S's five arguments against C's hedonism:
(1) C thinks the superior are few and the many weak: but the many are stronger than the few, and hence are superior by C's own standards.
(2) C then declares that (like S) he takes 'stronger' to mean 'more intelligent', not 'physically stronger'. S claims that such a person won't want to have more than others. C rejects this, and the associated virtue of self-control or temperance: happiness consists in gratifying as many desires as possible. S then argues that such a life is not preferable, since it is difficult to gratify a great number of desires: analogies with leaky jars and dirty birds.
(3) C is forced to give up 'simple' hedonism, the view that any sort of pleasure or gratification is good as such, in favor of 'complex' hedonism, the view that there are good and bad, fine and foul pleasures: happiness will then consist in maximizing the better sort of pleasure.
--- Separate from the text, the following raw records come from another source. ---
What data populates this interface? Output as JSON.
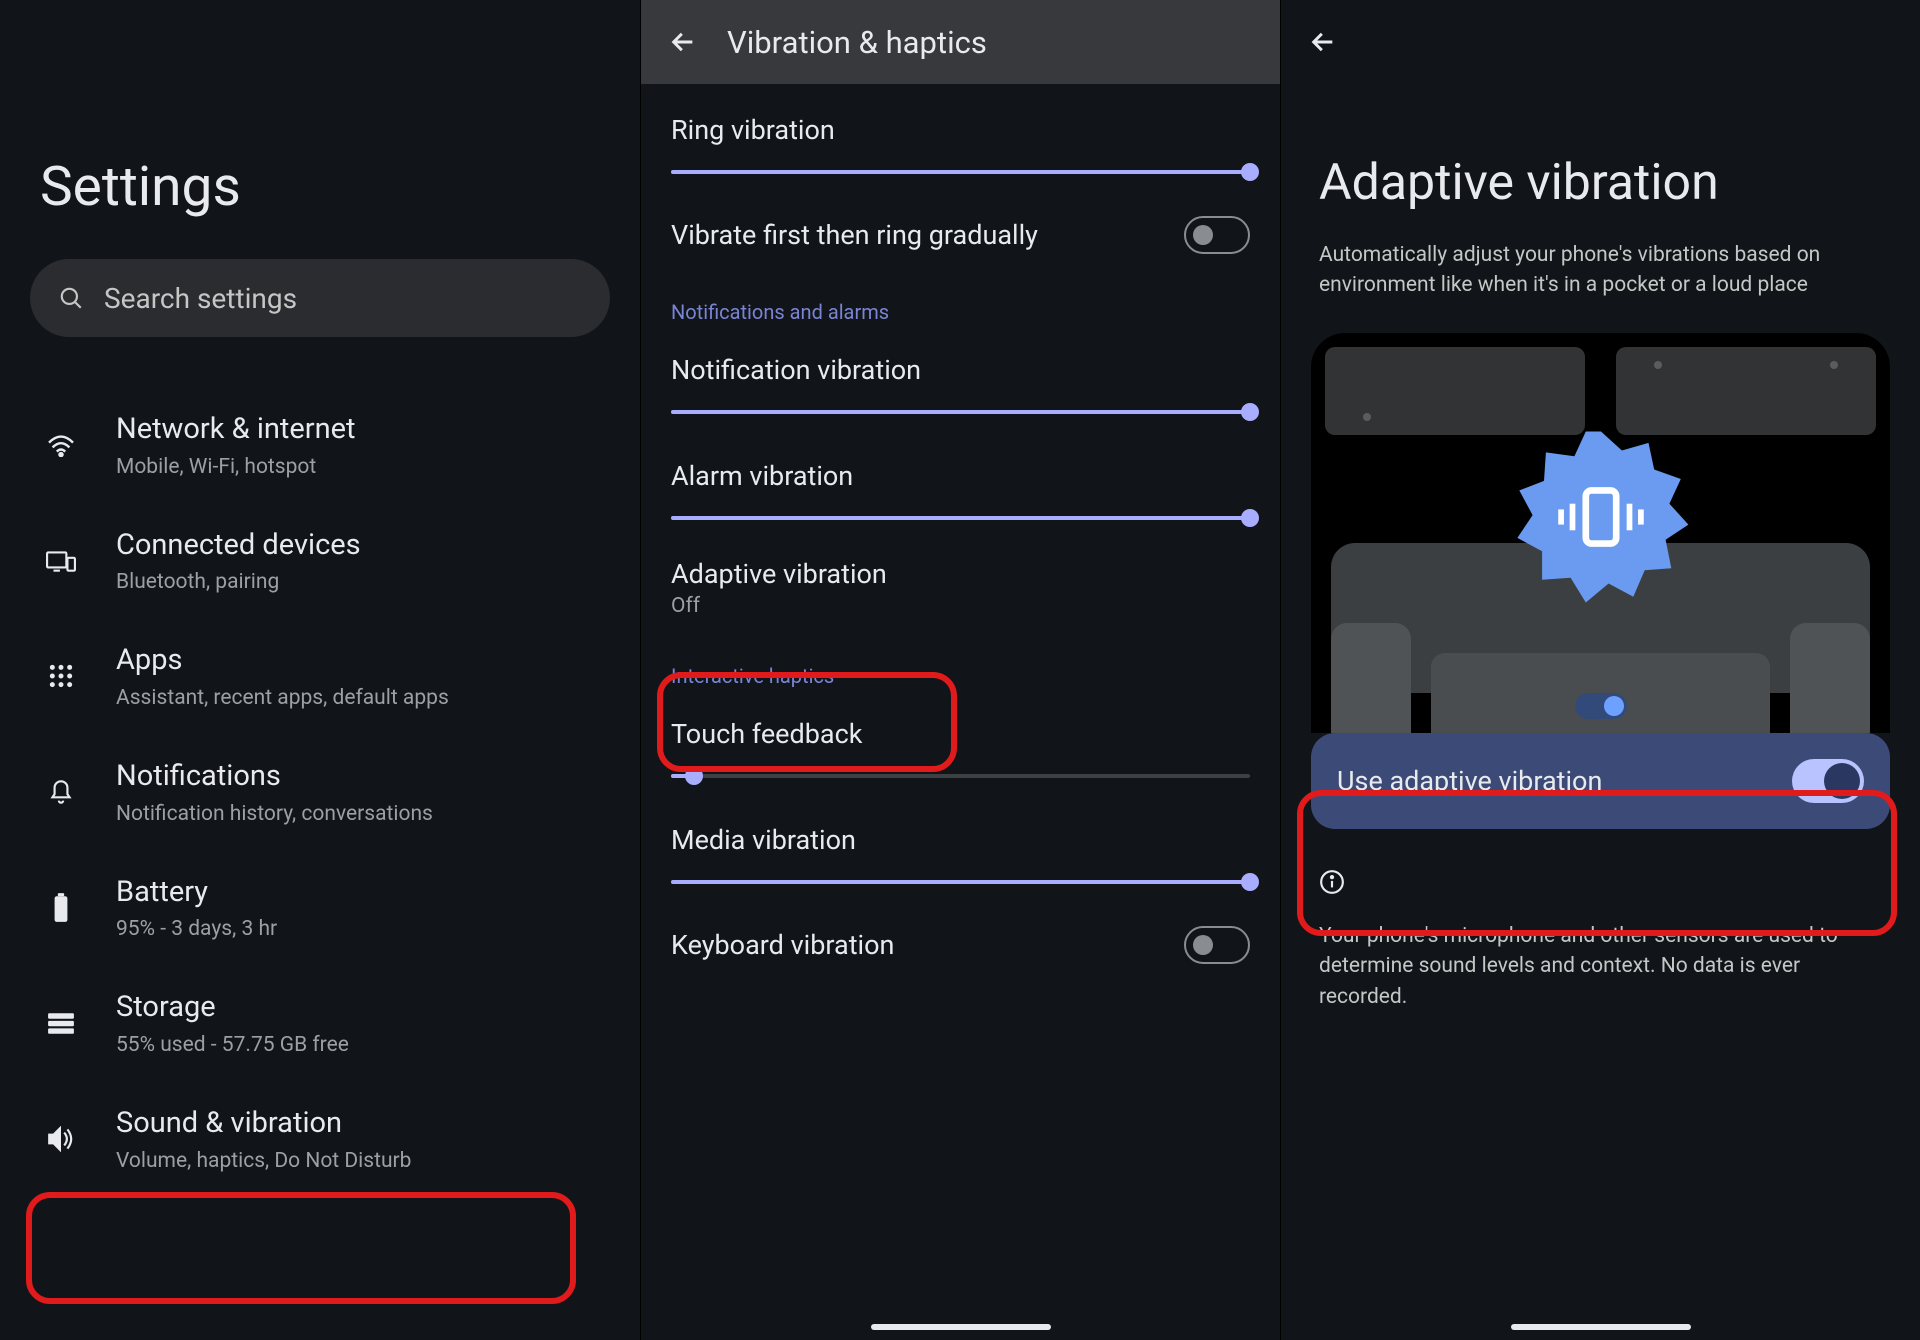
{
  "screen1": {
    "title": "Settings",
    "search_placeholder": "Search settings",
    "items": [
      {
        "title": "Network & internet",
        "subtitle": "Mobile, Wi-Fi, hotspot"
      },
      {
        "title": "Connected devices",
        "subtitle": "Bluetooth, pairing"
      },
      {
        "title": "Apps",
        "subtitle": "Assistant, recent apps, default apps"
      },
      {
        "title": "Notifications",
        "subtitle": "Notification history, conversations"
      },
      {
        "title": "Battery",
        "subtitle": "95% - 3 days, 3 hr"
      },
      {
        "title": "Storage",
        "subtitle": "55% used - 57.75 GB free"
      },
      {
        "title": "Sound & vibration",
        "subtitle": "Volume, haptics, Do Not Disturb"
      }
    ]
  },
  "screen2": {
    "header": "Vibration & haptics",
    "ring_vibration": "Ring vibration",
    "vibrate_first": "Vibrate first then ring gradually",
    "section_notif": "Notifications and alarms",
    "notification_vibration": "Notification vibration",
    "alarm_vibration": "Alarm vibration",
    "adaptive_title": "Adaptive vibration",
    "adaptive_status": "Off",
    "section_interactive": "Interactive haptics",
    "touch_feedback": "Touch feedback",
    "media_vibration": "Media vibration",
    "keyboard_vibration": "Keyboard vibration"
  },
  "screen3": {
    "title": "Adaptive vibration",
    "description": "Automatically adjust your phone's vibrations based on environment like when it's in a pocket or a loud place",
    "use_label": "Use adaptive vibration",
    "info_text": "Your phone's microphone and other sensors are used to determine sound levels and context. No data is ever recorded."
  }
}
S shames him into this by forcing C to consider certain pleasures that he finds disgusting (passive homosexuality).
(4) (First refutation of complex hedonism) All bodily pleasures are 'impure', in that they are necessarily mixed with pain.
(5) (Second refutation of complex hedonism) Not only intelligent people but also fools are capable of experiencing pleasure: they may even experience more, and thus be more happy.
At 503d ff., there is a very important passage in which Socrates claims that all good (e.g. the products of any true craft) will involve the imposing of proper order and organization into something, implying (he thinks) that self-control must be involved in the good human life. In the case of this soul, this proper order consists in a state of the soul that is strictly analogous to health of the body, conceived as order and harmony of its constituents. (This thought recurs in a crucial way in the very famous account of the nature of virtue in Book IV of the Republic.)

V. Myth & Epilogue (523a-527e)
Here Plato states, in mythical form, what seems to be his sincere belief (was it Socrates' as well?) that justice is after all rewarded in the long run and injustice punished, sc. by the gods after death.